母が冬弥君と暮らしはじめた頃のことだった。


「一度ね、私のこと抱いてもいいよ、って言ったんだけどね」

 冬弥君はきれいな顔をして、それだけでモテそうな感じがするんだけど、人とつき合うのが苦手でね、ご両親とも合わなくて、とてもかわいそうな子なのよ、という言い訳をしたあと、そんなことを私に語った。電話の向こう側で、母は、少し酔っていたようだった。


「でもね、いらねえ、ってあっさり断られちゃったの」

 そして照れたようにして、かわいそうだと思ったからね、と言っていたが、酔っ払っているとはいえ娘に話すことか。


「人ってね、満月とか新月とかの深夜に生まれたり、死んだりするんだって」

 おもむろに冬弥君が言った。

「へええ、なんでやろうね」

 妹が無邪気にこたえる。


「潮の満ち引きが関係していて、特に女性は、地球の引力を感じやすいらしいよ」

 母が意識のないまま、三日も命を繋いでいたのは、満月を待っていたためだったのだろうか。


「人間って、やっぱり地球にとらわれているんだね」


 冬弥君にとって、母はどんな存在だったのだろう。地球の片隅で、ひっそりと肩を寄せ合って暮らしていた、母と冬弥君。それでも地球に繋がれていないと生きてはいけなかった。

 

 へその緒を切った母はようやく自由になれた。その母の死に顔は、私の記憶しているどんな顔より美しい。
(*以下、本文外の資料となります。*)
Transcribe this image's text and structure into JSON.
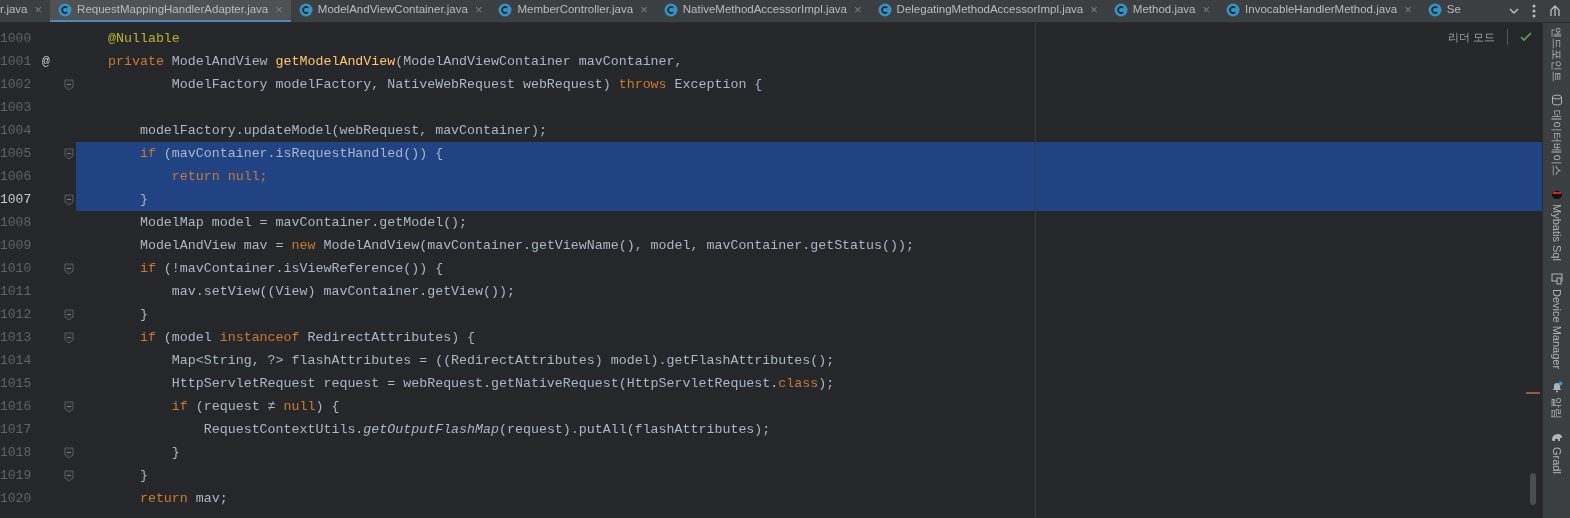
{
  "tabs": [
    {
      "label": "r.java",
      "close": "×",
      "selected": false,
      "icon": false
    },
    {
      "label": "RequestMappingHandlerAdapter.java",
      "close": "×",
      "selected": true,
      "icon": true
    },
    {
      "label": "ModelAndViewContainer.java",
      "close": "×",
      "selected": false,
      "icon": true
    },
    {
      "label": "MemberController.java",
      "close": "×",
      "selected": false,
      "icon": true
    },
    {
      "label": "NativeMethodAccessorImpl.java",
      "close": "×",
      "selected": false,
      "icon": true
    },
    {
      "label": "DelegatingMethodAccessorImpl.java",
      "close": "×",
      "selected": false,
      "icon": true
    },
    {
      "label": "Method.java",
      "close": "×",
      "selected": false,
      "icon": true
    },
    {
      "label": "InvocableHandlerMethod.java",
      "close": "×",
      "selected": false,
      "icon": true
    },
    {
      "label": "Se",
      "selected": false,
      "icon": true
    }
  ],
  "reader_mode": "리더 모드",
  "lines": [
    {
      "number": "1000",
      "fold": false,
      "selected": false,
      "current": false,
      "tokens": [
        {
          "text": "@Nullable",
          "kind": "annotation"
        }
      ]
    },
    {
      "number": "1001",
      "marker": "@",
      "fold": false,
      "selected": false,
      "current": false,
      "tokens": [
        {
          "text": "private ",
          "kind": "keyword"
        },
        {
          "text": "ModelAndView ",
          "kind": "plain"
        },
        {
          "text": "getModelAndView",
          "kind": "declaration"
        },
        {
          "text": "(ModelAndViewContainer mavContainer,",
          "kind": "plain"
        }
      ]
    },
    {
      "number": "1002",
      "fold": true,
      "selected": false,
      "current": false,
      "tokens": [
        {
          "text": "        ModelFactory modelFactory, NativeWebRequest webRequest) ",
          "kind": "plain"
        },
        {
          "text": "throws ",
          "kind": "keyword"
        },
        {
          "text": "Exception {",
          "kind": "plain"
        }
      ]
    },
    {
      "number": "1003",
      "fold": false,
      "selected": false,
      "current": false
    },
    {
      "number": "1004",
      "fold": false,
      "selected": false,
      "current": false,
      "tokens": [
        {
          "text": "    modelFactory.updateModel(webRequest, mavContainer);",
          "kind": "plain"
        }
      ]
    },
    {
      "number": "1005",
      "fold": true,
      "selected": true,
      "current": false,
      "tokens": [
        {
          "text": "    if ",
          "kind": "keyword"
        },
        {
          "text": "(mavContainer.isRequestHandled()) {",
          "kind": "plain"
        }
      ]
    },
    {
      "number": "1006",
      "fold": false,
      "selected": true,
      "current": false,
      "tokens": [
        {
          "text": "        return null;",
          "kind": "keyword"
        }
      ]
    },
    {
      "number": "1007",
      "fold": true,
      "selected": true,
      "current": true,
      "tokens": [
        {
          "text": "    }",
          "kind": "plain"
        }
      ]
    },
    {
      "number": "1008",
      "fold": false,
      "selected": false,
      "current": false,
      "tokens": [
        {
          "text": "    ModelMap model = mavContainer.getModel();",
          "kind": "plain"
        }
      ]
    },
    {
      "number": "1009",
      "fold": false,
      "selected": false,
      "current": false,
      "tokens": [
        {
          "text": "    ModelAndView mav = ",
          "kind": "plain"
        },
        {
          "text": "new ",
          "kind": "keyword"
        },
        {
          "text": "ModelAndView(mavContainer.getViewName(), model, mavContainer.getStatus());",
          "kind": "plain"
        }
      ]
    },
    {
      "number": "1010",
      "fold": true,
      "selected": false,
      "current": false,
      "tokens": [
        {
          "text": "    if ",
          "kind": "keyword"
        },
        {
          "text": "(!mavContainer.isViewReference()) {",
          "kind": "plain"
        }
      ]
    },
    {
      "number": "1011",
      "fold": false,
      "selected": false,
      "current": false,
      "tokens": [
        {
          "text": "        mav.setView((View) mavContainer.getView());",
          "kind": "plain"
        }
      ]
    },
    {
      "number": "1012",
      "fold": true,
      "selected": false,
      "current": false,
      "tokens": [
        {
          "text": "    }",
          "kind": "plain"
        }
      ]
    },
    {
      "number": "1013",
      "fold": true,
      "selected": false,
      "current": false,
      "tokens": [
        {
          "text": "    if ",
          "kind": "keyword"
        },
        {
          "text": "(model ",
          "kind": "plain"
        },
        {
          "text": "instanceof ",
          "kind": "keyword"
        },
        {
          "text": "RedirectAttributes) {",
          "kind": "plain"
        }
      ]
    },
    {
      "number": "1014",
      "fold": false,
      "selected": false,
      "current": false,
      "tokens": [
        {
          "text": "        Map<String, ?> flashAttributes = ((RedirectAttributes) model).getFlashAttributes();",
          "kind": "plain"
        }
      ]
    },
    {
      "number": "1015",
      "fold": false,
      "selected": false,
      "current": false,
      "tokens": [
        {
          "text": "        HttpServletRequest request = webRequest.getNativeRequest(HttpServletRequest.",
          "kind": "plain"
        },
        {
          "text": "class",
          "kind": "keyword"
        },
        {
          "text": ");",
          "kind": "plain"
        }
      ]
    },
    {
      "number": "1016",
      "fold": true,
      "selected": false,
      "current": false,
      "tokens": [
        {
          "text": "        if ",
          "kind": "keyword"
        },
        {
          "text": "(request ≠ ",
          "kind": "plain"
        },
        {
          "text": "null",
          "kind": "keyword"
        },
        {
          "text": ") {",
          "kind": "plain"
        }
      ]
    },
    {
      "number": "1017",
      "fold": false,
      "selected": false,
      "current": false,
      "tokens": [
        {
          "text": "            RequestContextUtils.",
          "kind": "plain"
        },
        {
          "text": "getOutputFlashMap",
          "kind": "static"
        },
        {
          "text": "(request).putAll(flashAttributes);",
          "kind": "plain"
        }
      ]
    },
    {
      "number": "1018",
      "fold": true,
      "selected": false,
      "current": false,
      "tokens": [
        {
          "text": "        }",
          "kind": "plain"
        }
      ]
    },
    {
      "number": "1019",
      "fold": true,
      "selected": false,
      "current": false,
      "tokens": [
        {
          "text": "    }",
          "kind": "plain"
        }
      ]
    },
    {
      "number": "1020",
      "fold": false,
      "selected": false,
      "current": false,
      "tokens": [
        {
          "text": "    return ",
          "kind": "keyword"
        },
        {
          "text": "mav;",
          "kind": "plain"
        }
      ]
    }
  ],
  "side_tools": [
    {
      "label": "엔드포인트",
      "kind": "endpoints"
    },
    {
      "label": "데이터베이스",
      "kind": "database"
    },
    {
      "label": "Mybatis Sql",
      "kind": "mybatis"
    },
    {
      "label": "Device Manager",
      "kind": "device"
    },
    {
      "label": "알림",
      "kind": "notifications"
    },
    {
      "label": "Gradl",
      "kind": "gradle"
    }
  ]
}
 私たちは、母の遺体に向かって厳粛に献杯をして、ささやかな宴をお開きにした。それは照れ臭さなんかもあって、少し、芝居がかってはいたけれど。そして冬弥君は、手際よく私たちの分の布団を敷いて、自分はさっさとどこかに出て行ってしまった。母の話によれば、他に知り合いなどいないような気もしたが、私たちは彼の親切に甘えることにした。


 妹は泣きつかれたのか、布団にもぐりこんだとたん、寝息をたてはじめた。母の影を気にしながらも、私も少しウトウトしかけた時、スマホが微かに振動した。


 冬弥君からのメッセージだった。


「おやすみ」

 それだけだった。私も、少し考えて「おやすみ」と返した。


 カーテンをすり抜けて入ってきた明るい月の光は、ゆらゆらと揺れながら、じわりと私たちを照らし出していた。


 まるで海の底にいるかのような息苦しさを感じながら、いつのまにか、私も眠りについていた。